With more than 2,600 languages in danger of dying out (often because they are spoken in face-to-face conversation only or just by the oldest generations), the United Nations declared 2019 the International Year of Indigenous Languages, spurring dozens of new initiatives to revitalize their use. Simons and SIL point out that some projections about the rate of languages dying out have been overblown; they find that about nine languages fade from use each year—one every 40 days—though the rate is quickening.
Summer camps immerse indigenous youth in their native languages, and smartphone apps and YouTube video series train speakers in endangered dialects. Meanwhile, Bible translation projects in many cultures have long contributed to the outlook for indigenous languages, either by preserving a language spoken by a small group or reversing the threat of decline.
“We find that when we start to work on a language, people who were starting to shift away from it may actually come back and gain strength because people have a better self-image about speaking that language,” Keener said.
In a multilingual context, people become trained to think of dominant languages as more functional and professional and assume their mother tongue can’t do as much.
“Some will say, ‘My language can’t be written.’ When they find out that it can, there’s a sense of pride,” said Keener, recalling how tribal leaders in Panama beamed when they wrote their tribe’s name in their language for the first time, special dots and all, on the side of their medical building. He partnered with local translators to develop a written Telibe language for the first time. “Some people don’t realize how rich their language is.”
For endangered tongues, Bible translations offer resources to document and preserve the language—through written forms, oral recordings, or both—but they often do much more than that, wrote Harrison in Language Vitality Through Bible Translation.
“A Bible translation will bring prestige and respect,” he said. “Prestige is a key—yet intangible—variable in language resilience and survival, and factors into young people’s decisions to keep or abandon a language. So the translation project will breathe new life into this threatened tongue, while also serving the . . . community’s spiritual needs.”

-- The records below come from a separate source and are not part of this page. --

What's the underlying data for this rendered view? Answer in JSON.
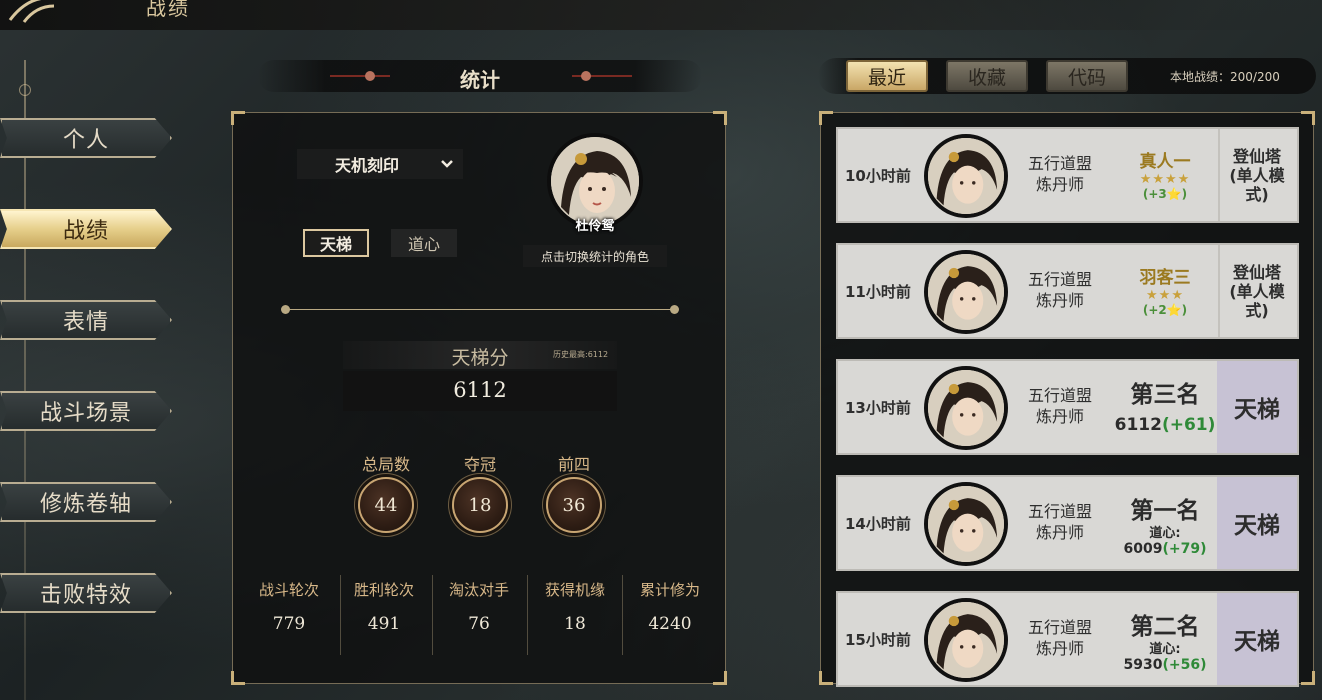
{
  "page": {
    "title": "战绩"
  },
  "nav": {
    "items": [
      {
        "label": "个人",
        "active": false
      },
      {
        "label": "战绩",
        "active": true
      },
      {
        "label": "表情",
        "active": false
      },
      {
        "label": "战斗场景",
        "active": false
      },
      {
        "label": "修炼卷轴",
        "active": false
      },
      {
        "label": "击败特效",
        "active": false
      }
    ]
  },
  "stats": {
    "title": "统计",
    "mode_select": "天机刻印",
    "tabs": [
      "天梯",
      "道心"
    ],
    "character": {
      "name": "杜伶鸳",
      "switch_hint": "点击切换统计的角色"
    },
    "score": {
      "label": "天梯分",
      "best": "历史最高:6112",
      "value": "6112"
    },
    "circles": [
      {
        "label": "总局数",
        "value": "44"
      },
      {
        "label": "夺冠",
        "value": "18"
      },
      {
        "label": "前四",
        "value": "36"
      }
    ],
    "bottom": [
      {
        "label": "战斗轮次",
        "value": "779"
      },
      {
        "label": "胜利轮次",
        "value": "491"
      },
      {
        "label": "淘汰对手",
        "value": "76"
      },
      {
        "label": "获得机缘",
        "value": "18"
      },
      {
        "label": "累计修为",
        "value": "4240"
      }
    ]
  },
  "records": {
    "tabs": [
      "最近",
      "收藏",
      "代码"
    ],
    "active_tab": "最近",
    "local_count": "本地战绩：200/200",
    "items": [
      {
        "time": "10小时前",
        "faction": [
          "五行道盟",
          "炼丹师"
        ],
        "result": "真人一",
        "stars": 4,
        "delta": "(+3⭐)",
        "mode": "登仙塔(单人模式)"
      },
      {
        "time": "11小时前",
        "faction": [
          "五行道盟",
          "炼丹师"
        ],
        "result": "羽客三",
        "stars": 3,
        "delta": "(+2⭐)",
        "mode": "登仙塔(单人模式)"
      },
      {
        "time": "13小时前",
        "faction": [
          "五行道盟",
          "炼丹师"
        ],
        "rank": "第三名",
        "score": "6112",
        "gain": "(+61)",
        "mode": "天梯"
      },
      {
        "time": "14小时前",
        "faction": [
          "五行道盟",
          "炼丹师"
        ],
        "rank": "第一名",
        "dao_label": "道心:",
        "score": "6009",
        "gain": "(+79)",
        "mode": "天梯"
      },
      {
        "time": "15小时前",
        "faction": [
          "五行道盟",
          "炼丹师"
        ],
        "rank": "第二名",
        "dao_label": "道心:",
        "score": "5930",
        "gain": "(+56)",
        "mode": "天梯"
      }
    ]
  },
  "colors": {
    "accent_gold": "#d8b889",
    "gain_green": "#2f8a38",
    "ladder_bg": "#c7c2d4"
  }
}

As Bible translation equips more people to read in their heart languages, schools have followed suit by adopting a “first language first” approach in public education. Keener said that the Panama government shifted to a bilingual approach for tribal students several years after Wycliffe’s translation project there. (CT has reported on mission groups’ role in popularizing “mother tongue–based multilingual” education in places like the Philippines.)
The late Aroga Bessong, a translation consultant for the United Bible Societies in West Africa, echoed the UN’s statement that linguistic rights are human rights, defending the place of mother-tongue education and resources in Africa.
From the Hixkaryana and Paumarí in the Amazonian rainforests of Brazil to Caucasian Albanian and Old Georgian in eastern Europe, dozens of languages would likely have no written documentation today if not for Bible translation.
Taken together, this linguistic diversity reminds many believers of God’s love across cultures and his promise to bring “every nation, tribe, people, and language” before his throne (Rev. 7:9).
“God has given us each of us, individually and each culture and language, different glimpses of him,” said Keener, who flips between English Scriptures and the Telibe Bible translation available in YouVersion’s Bible app. “There are truths that I uncovered myself while working on a language project that helped me better understand what the Scriptures meant.”
Kate Shellnutt is senior online editor for Christianity Today.